Bastian’s Italian manufacturer was the one who suggested he use faux suede in place of the natural option for his double-sided puffer vest. (“The factories are always the ones seeing the new stuff first,” he explains.) Unlike Altuzarra, animal suede had been the initial plan, but the imitation he used, named Alcantara, had the advantage of being waterproof, yes, and not rubbing off on clothing when the suede side was worn inward. “It looks exactly like suede, so we went with it.”

PETA celebrates these materials as “cruelty-free,” and indeed, their use has coincided with a growing interest in veganism in general. But calling them “vegan leather” seems like an oversimplification to many of these designers, most of whom seem to want to avoid the connotation that their clothing is just for animal-cruelty advocates. “The name ‘vegan leather’ is presented by some people like there’s this superiority now,” says Timo Rissonen, who teaches classes on sustainability at Parsons. “Why are we even calling it leather? Because it’s something that people can easily understand.”

And, obviously, there’s no connection with the tanning industry. In fact, Altuzarra says he gets his latest stuff from the same Italian firm that sells Prada their famous technical nylon. And he uses the same analogy as Rissonen, from Parsons, when discussing its obvious connection to carnivorism. “If you go to a vegetarian restaurant and you order a vegan burger,” he begins, “if you’re expecting it to taste like a meat burger, you’re going to be disappointed. But if you sell it as just its own thing, that it’s a patty made with vegetables — that it’s a fabric of its own, in this case — you have to embrace it for what it is.”

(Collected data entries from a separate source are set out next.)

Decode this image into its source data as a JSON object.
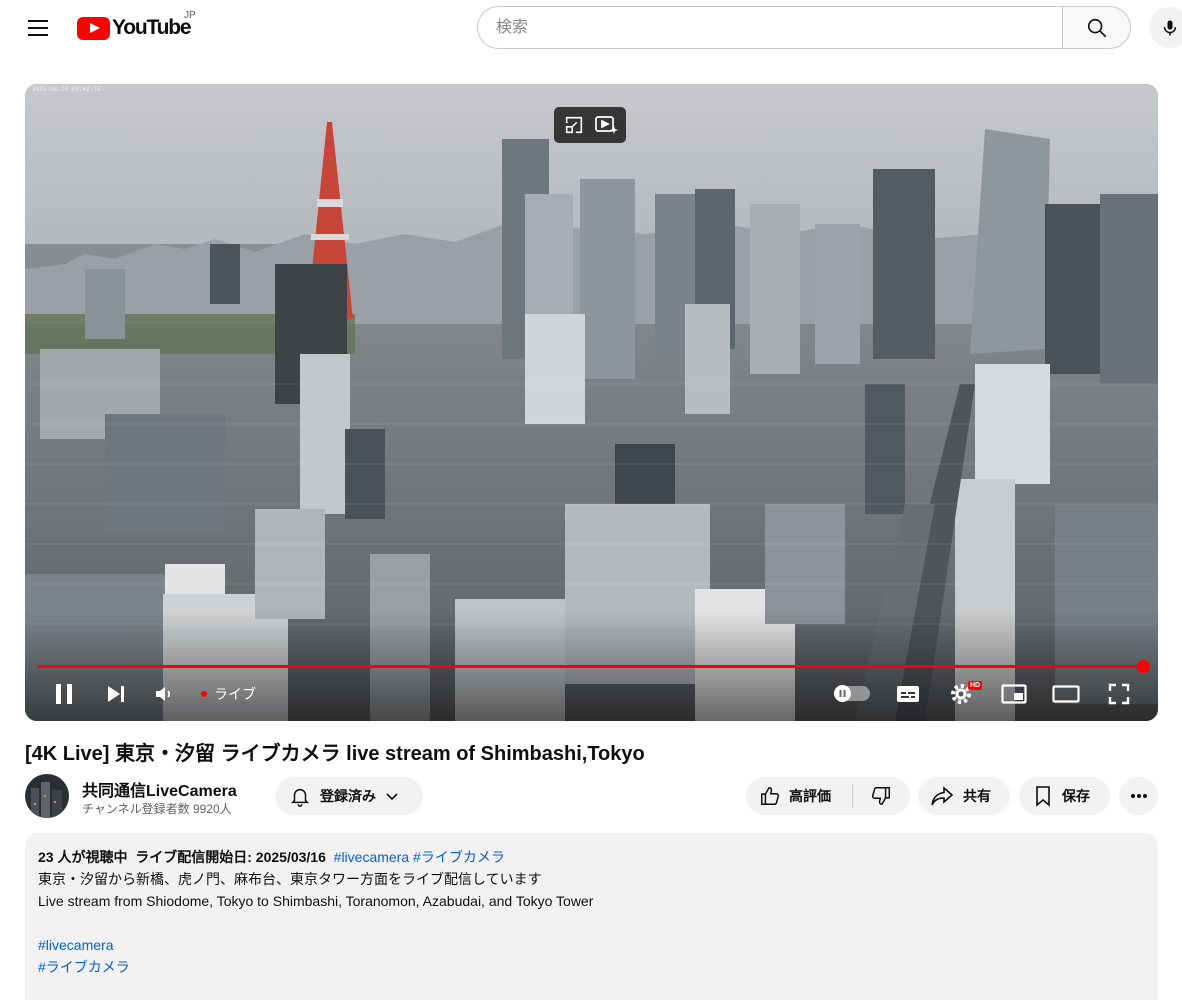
{
  "masthead": {
    "logo_text": "YouTube",
    "region": "JP",
    "search_placeholder": "検索"
  },
  "player": {
    "timestamp": "2025-04-24 09:02:34",
    "live_label": "ライブ",
    "hd_badge": "HD",
    "progress": 1.0,
    "accent_color": "#ff0000"
  },
  "video": {
    "title": "[4K Live] 東京・汐留 ライブカメラ live stream of Shimbashi,Tokyo"
  },
  "owner": {
    "channel_name": "共同通信LiveCamera",
    "subscribers": "チャンネル登録者数 9920人",
    "subscribe_label": "登録済み"
  },
  "actions": {
    "like_label": "高評価",
    "share_label": "共有",
    "save_label": "保存"
  },
  "description": {
    "viewers": "23 人が視聴中",
    "started": "ライブ配信開始日: 2025/03/16",
    "tag1": "#livecamera",
    "tag2": "#ライブカメラ",
    "line1": "東京・汐留から新橋、虎ノ門、麻布台、東京タワー方面をライブ配信しています",
    "line2": "Live stream from Shiodome, Tokyo to Shimbashi, Toranomon, Azabudai, and Tokyo Tower",
    "hashtag1": "#livecamera",
    "hashtag2": "#ライブカメラ"
  }
}
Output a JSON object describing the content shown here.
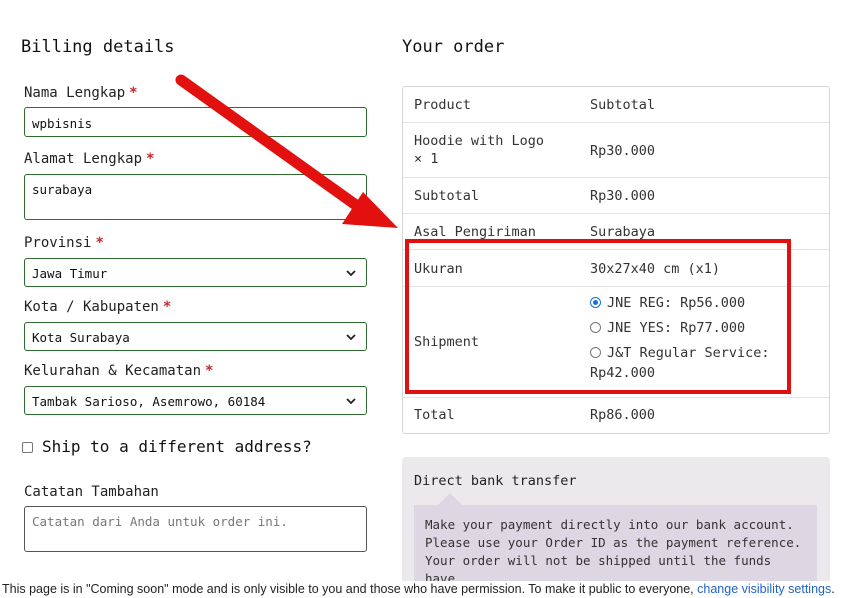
{
  "billing": {
    "title": "Billing details",
    "required_mark": "*",
    "fields": [
      {
        "label": "Nama Lengkap",
        "value": "wpbisnis"
      },
      {
        "label": "Alamat Lengkap",
        "value": "surabaya"
      },
      {
        "label": "Provinsi",
        "value": "Jawa Timur"
      },
      {
        "label": "Kota / Kabupaten",
        "value": "Kota Surabaya"
      },
      {
        "label": "Kelurahan & Kecamatan",
        "value": "Tambak Sarioso, Asemrowo, 60184"
      }
    ],
    "ship_different_label": "Ship to a different address?",
    "notes_label": "Catatan Tambahan",
    "notes_placeholder": "Catatan dari Anda untuk order ini."
  },
  "order": {
    "title": "Your order",
    "header": {
      "product": "Product",
      "subtotal": "Subtotal"
    },
    "item": {
      "name_line1": "Hoodie with Logo",
      "name_line2": "× 1",
      "price": "Rp30.000"
    },
    "subtotal": {
      "label": "Subtotal",
      "value": "Rp30.000"
    },
    "origin": {
      "label": "Asal Pengiriman",
      "value": "Surabaya"
    },
    "size": {
      "label": "Ukuran",
      "value": "30x27x40 cm (x1)"
    },
    "shipment": {
      "label": "Shipment",
      "options": [
        {
          "line1": "JNE REG: Rp56.000",
          "line2": "",
          "selected": true
        },
        {
          "line1": "JNE YES: Rp77.000",
          "line2": "",
          "selected": false
        },
        {
          "line1": "J&T Regular Service:",
          "line2": "Rp42.000",
          "selected": false
        }
      ]
    },
    "total": {
      "label": "Total",
      "value": "Rp86.000"
    }
  },
  "payment": {
    "method_title": "Direct bank transfer",
    "description_lines": [
      "Make your payment directly into our bank account.",
      "Please use your Order ID as the payment reference.",
      "Your order will not be shipped until the funds have"
    ]
  },
  "notice": {
    "text": "This page is in \"Coming soon\" mode and is only visible to you and those who have permission. To make it public to everyone, ",
    "link": "change visibility settings",
    "suffix": "."
  },
  "colors": {
    "highlight": "#e01010",
    "field_border": "#2e6b2e",
    "link": "#2263c4",
    "required": "#c62828"
  },
  "icons": [
    "chevron-down-icon",
    "red-arrow-annotation"
  ]
}
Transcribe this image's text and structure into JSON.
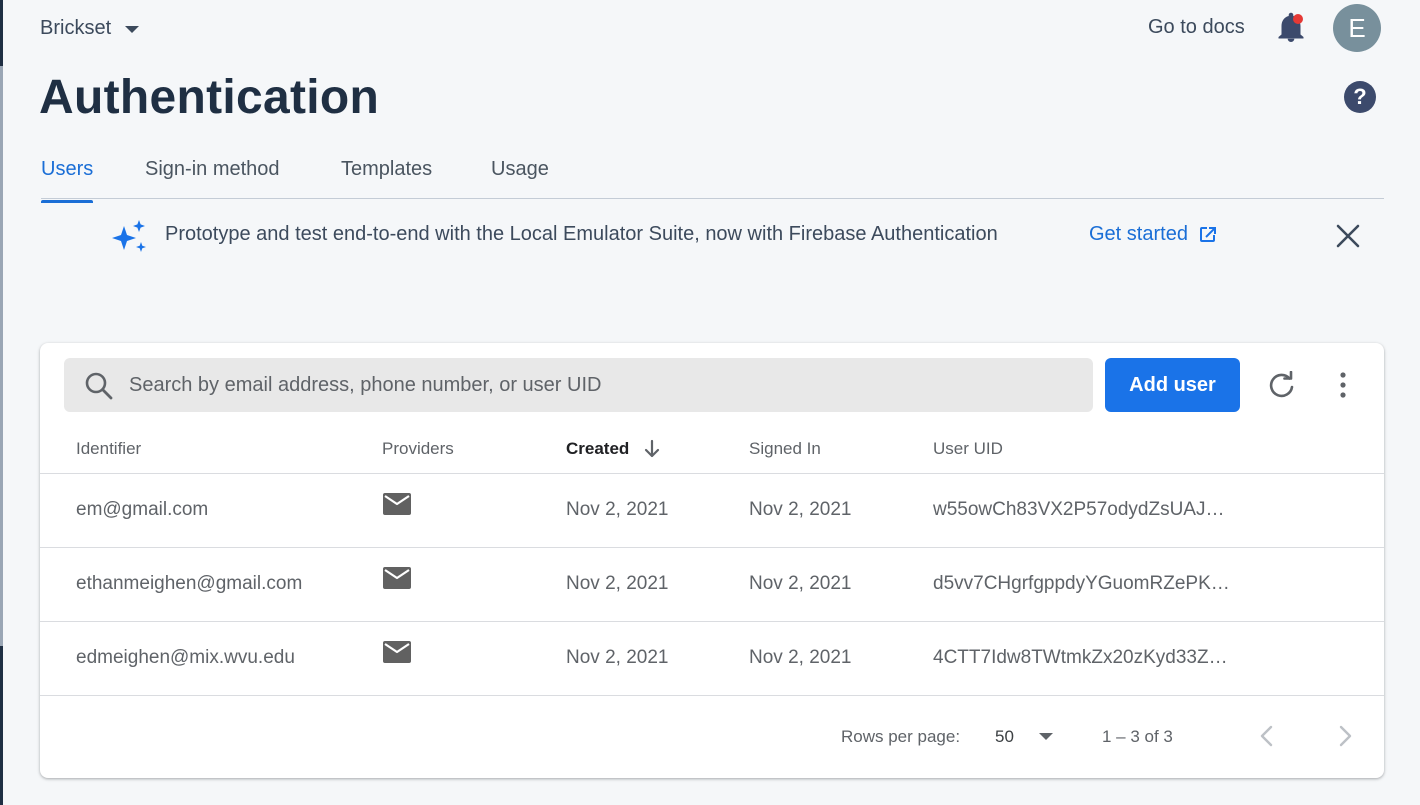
{
  "header": {
    "project_name": "Brickset",
    "go_to_docs": "Go to docs",
    "avatar_initial": "E"
  },
  "page": {
    "title": "Authentication"
  },
  "tabs": [
    {
      "label": "Users",
      "active": true
    },
    {
      "label": "Sign-in method",
      "active": false
    },
    {
      "label": "Templates",
      "active": false
    },
    {
      "label": "Usage",
      "active": false
    }
  ],
  "banner": {
    "text": "Prototype and test end-to-end with the Local Emulator Suite, now with Firebase Authentication",
    "cta_label": "Get started"
  },
  "toolbar": {
    "search_placeholder": "Search by email address, phone number, or user UID",
    "add_user_label": "Add user"
  },
  "table": {
    "columns": [
      "Identifier",
      "Providers",
      "Created",
      "Signed In",
      "User UID"
    ],
    "sorted_column": "Created",
    "rows": [
      {
        "identifier": "em@gmail.com",
        "provider": "email-icon",
        "created": "Nov 2, 2021",
        "signed_in": "Nov 2, 2021",
        "uid": "w55owCh83VX2P57odydZsUAJ…"
      },
      {
        "identifier": "ethanmeighen@gmail.com",
        "provider": "email-icon",
        "created": "Nov 2, 2021",
        "signed_in": "Nov 2, 2021",
        "uid": "d5vv7CHgrfgppdyYGuomRZePK…"
      },
      {
        "identifier": "edmeighen@mix.wvu.edu",
        "provider": "email-icon",
        "created": "Nov 2, 2021",
        "signed_in": "Nov 2, 2021",
        "uid": "4CTT7Idw8TWtmkZx20zKyd33Z…"
      }
    ]
  },
  "pagination": {
    "rows_per_page_label": "Rows per page:",
    "rows_per_page_value": "50",
    "range_text": "1 – 3 of 3"
  },
  "colors": {
    "accent": "#1a73e8",
    "page_background": "#f5f7f9",
    "title": "#1f2f43",
    "notification_dot": "#e53935",
    "avatar": "#78909c"
  }
}
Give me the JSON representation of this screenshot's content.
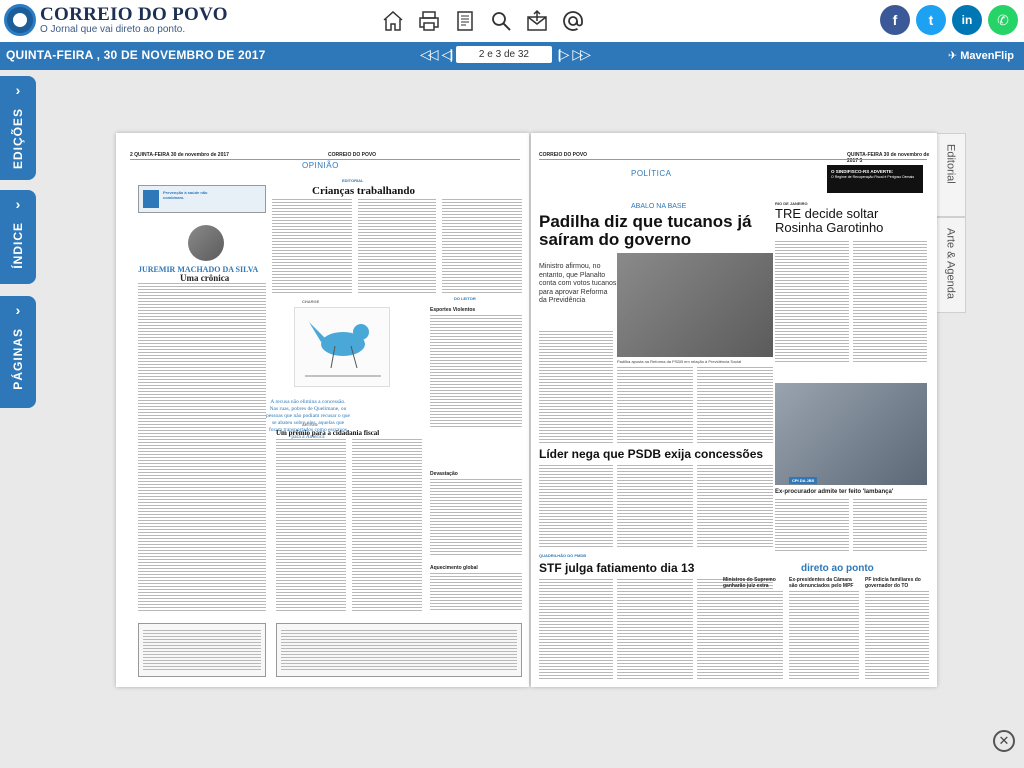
{
  "brand": {
    "title": "CORREIO DO POVO",
    "tagline": "O Jornal que vai direto ao ponto."
  },
  "toolbar": {
    "icons": [
      "home-icon",
      "print-icon",
      "document-icon",
      "search-icon",
      "share-icon",
      "email-icon"
    ]
  },
  "social": [
    {
      "name": "facebook",
      "glyph": "f",
      "color": "#3b5998"
    },
    {
      "name": "twitter",
      "glyph": "t",
      "color": "#1da1f2"
    },
    {
      "name": "linkedin",
      "glyph": "in",
      "color": "#0077b5"
    },
    {
      "name": "whatsapp",
      "glyph": "✆",
      "color": "#25d366"
    }
  ],
  "navbar": {
    "date": "QUINTA-FEIRA , 30 DE NOVEMBRO DE 2017",
    "page_indicator": "2 e 3 de 32",
    "maven": "MavenFlip"
  },
  "left_tabs": [
    "EDIÇÕES",
    "ÍNDICE",
    "PÁGINAS"
  ],
  "right_tabs": [
    "Editorial",
    "Arte & Agenda"
  ],
  "left_page": {
    "running_head": "2  QUINTA-FEIRA 30 de novembro de 2017",
    "running_brand": "CORREIO DO POVO",
    "section": "OPINIÃO",
    "editorial_tag": "EDITORIAL",
    "editorial_title": "Crianças trabalhando",
    "columnist": "JUREMIR MACHADO DA SILVA",
    "column_title": "Uma crônica",
    "charge_label": "CHARGE",
    "artigo_label": "ARTIGO",
    "artigo_title": "Um prêmio para a cidadania fiscal",
    "leitor_label": "DO LEITOR",
    "letter1_title": "Esportes Violentos",
    "letter2_title": "Devastação",
    "letter3_title": "Aquecimento global",
    "pullquote": "A recusa não elimina a concessão. Nas ruas, pobres de Quelimane, ou pessoas que não podiam recusar o que se abateu sobre eles, aquelas que foram transportados como escravos para a América",
    "ad_text": "Prevenção à saúde não combinam."
  },
  "right_page": {
    "running_head": "CORREIO DO POVO",
    "running_date": "QUINTA-FEIRA 30 de novembro de 2017  3",
    "section": "POLÍTICA",
    "kicker": "ABALO NA BASE",
    "headline": "Padilha diz que tucanos já saíram do governo",
    "deck": "Ministro afirmou, no entanto, que Planalto conta com votos tucanos para aprovar Reforma da Previdência",
    "photo_caption": "Padilha aposta na Reforma da PSDB em relação à Previdência Social",
    "sub_headline": "Líder nega que PSDB exija concessões",
    "stf_kicker": "QUADRILHÃO DO PMDB",
    "stf_headline": "STF julga fatiamento dia 13",
    "ad_title": "O SINDIFISCO-RS ADVERTE:",
    "ad_sub": "O Regime de Recuperação Fiscal é Perigoso Demais",
    "tre_kicker": "RIO DE JANEIRO",
    "tre_headline": "TRE decide soltar Rosinha Garotinho",
    "photo2_caption": "CPI DA JBS",
    "photo2_title": "Ex-procurador admite ter feito 'lambança'",
    "direto_title": "direto ao ponto",
    "direto1": "Ministros do Supremo ganharão juiz extra",
    "direto2": "Ex-presidentes da Câmara são denunciados pelo MPF",
    "direto3": "PF indicia familiares do governador do TO"
  }
}
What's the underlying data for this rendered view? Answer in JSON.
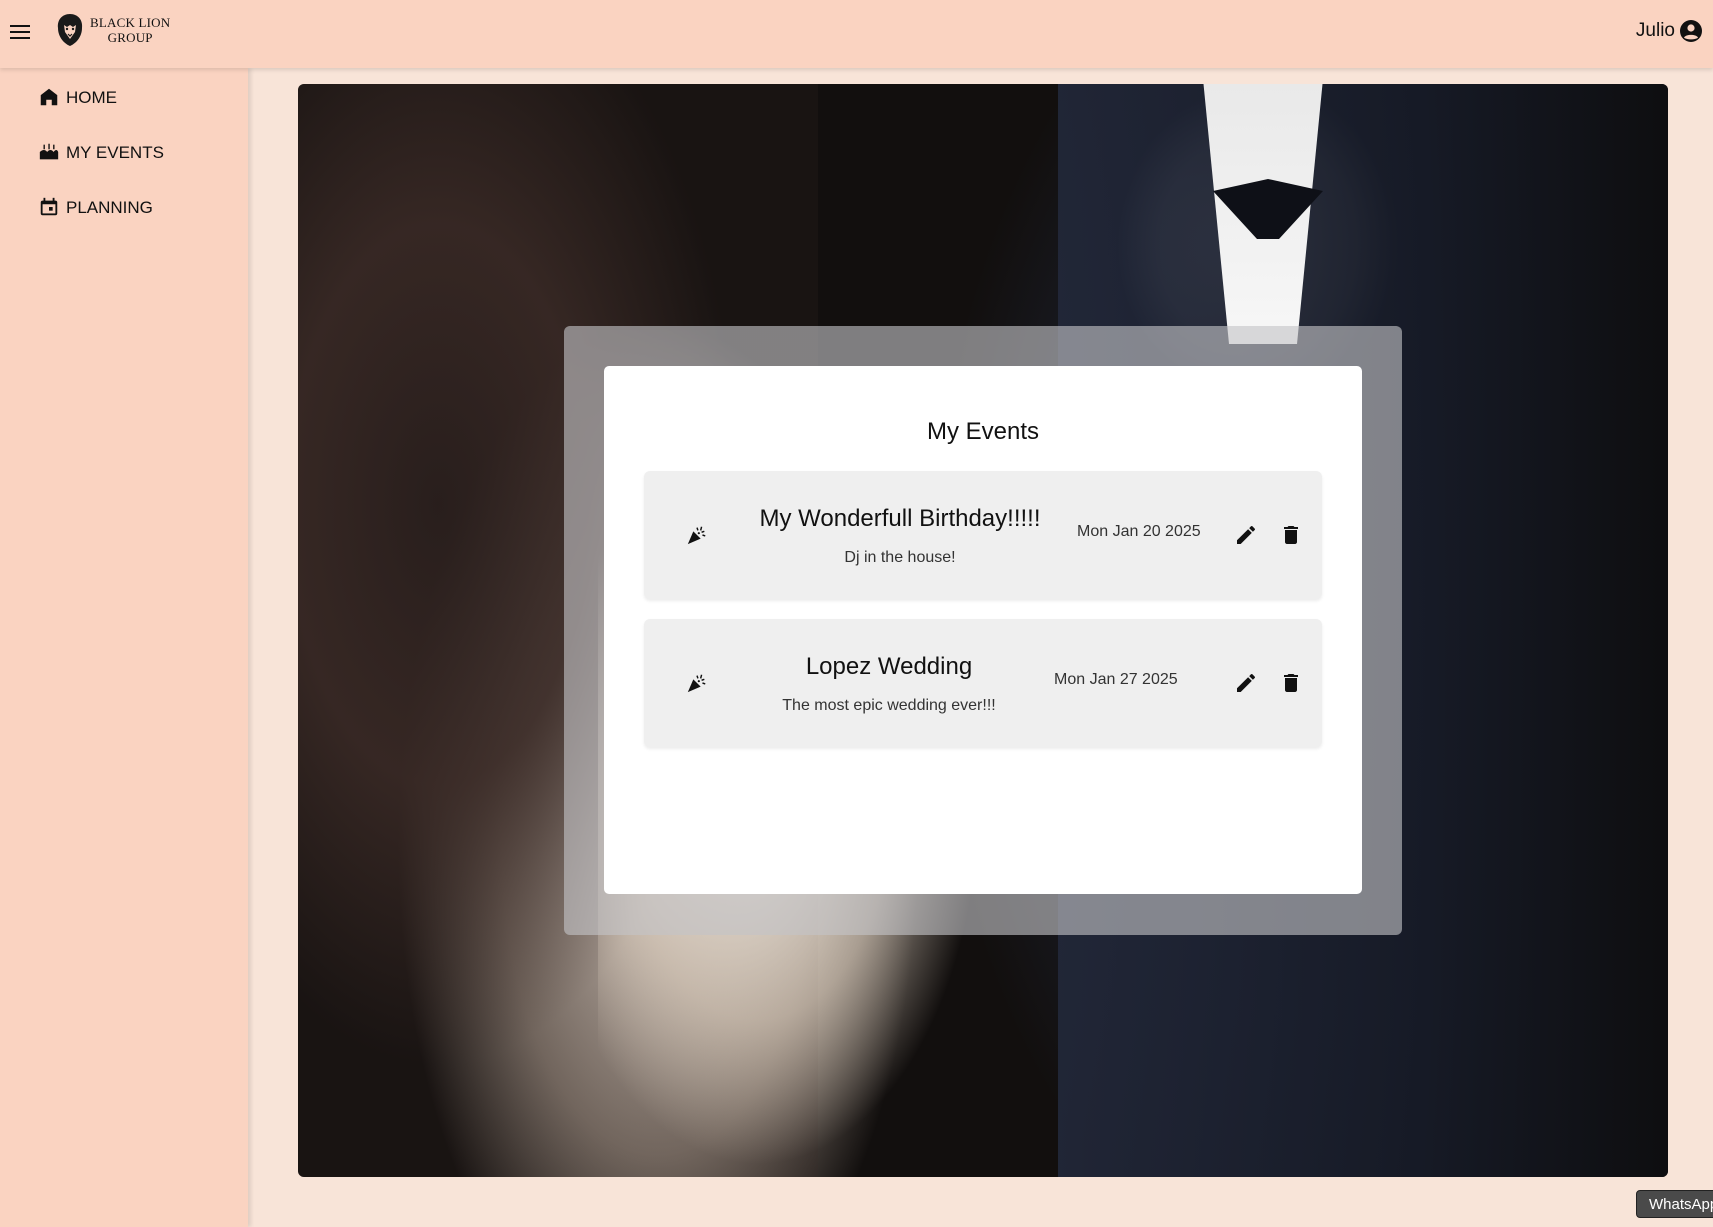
{
  "app": {
    "logo_line1": "BLACK LION",
    "logo_line2": "GROUP"
  },
  "header": {
    "user_name": "Julio"
  },
  "sidebar": {
    "items": [
      {
        "label": "HOME",
        "icon": "home-icon"
      },
      {
        "label": "MY EVENTS",
        "icon": "events-icon"
      },
      {
        "label": "PLANNING",
        "icon": "calendar-icon"
      }
    ]
  },
  "main": {
    "title": "My Events",
    "events": [
      {
        "title": "My Wonderfull Birthday!!!!!",
        "description": "Dj in the house!",
        "date": "Mon Jan 20 2025"
      },
      {
        "title": "Lopez Wedding",
        "description": "The most epic wedding ever!!!",
        "date": "Mon Jan 27 2025"
      }
    ]
  },
  "widgets": {
    "whatsapp_label": "WhatsApp"
  },
  "colors": {
    "header_bg": "#fad3c1",
    "page_bg": "#f8e4d8",
    "event_bg": "#efefef"
  }
}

Before he released his pieces, he visited a Comme des Garçons store. There, the avant-garde designers have been selling the same motorcycle jacket for nearly 25 years, often — surprisingly — constructed from faux leather, rather than real. So he asked the shopgirl how the latter performed. It still sells out, she told him. “They like what it looks like, and they buy it,” the designer says now. “People just don’t care.”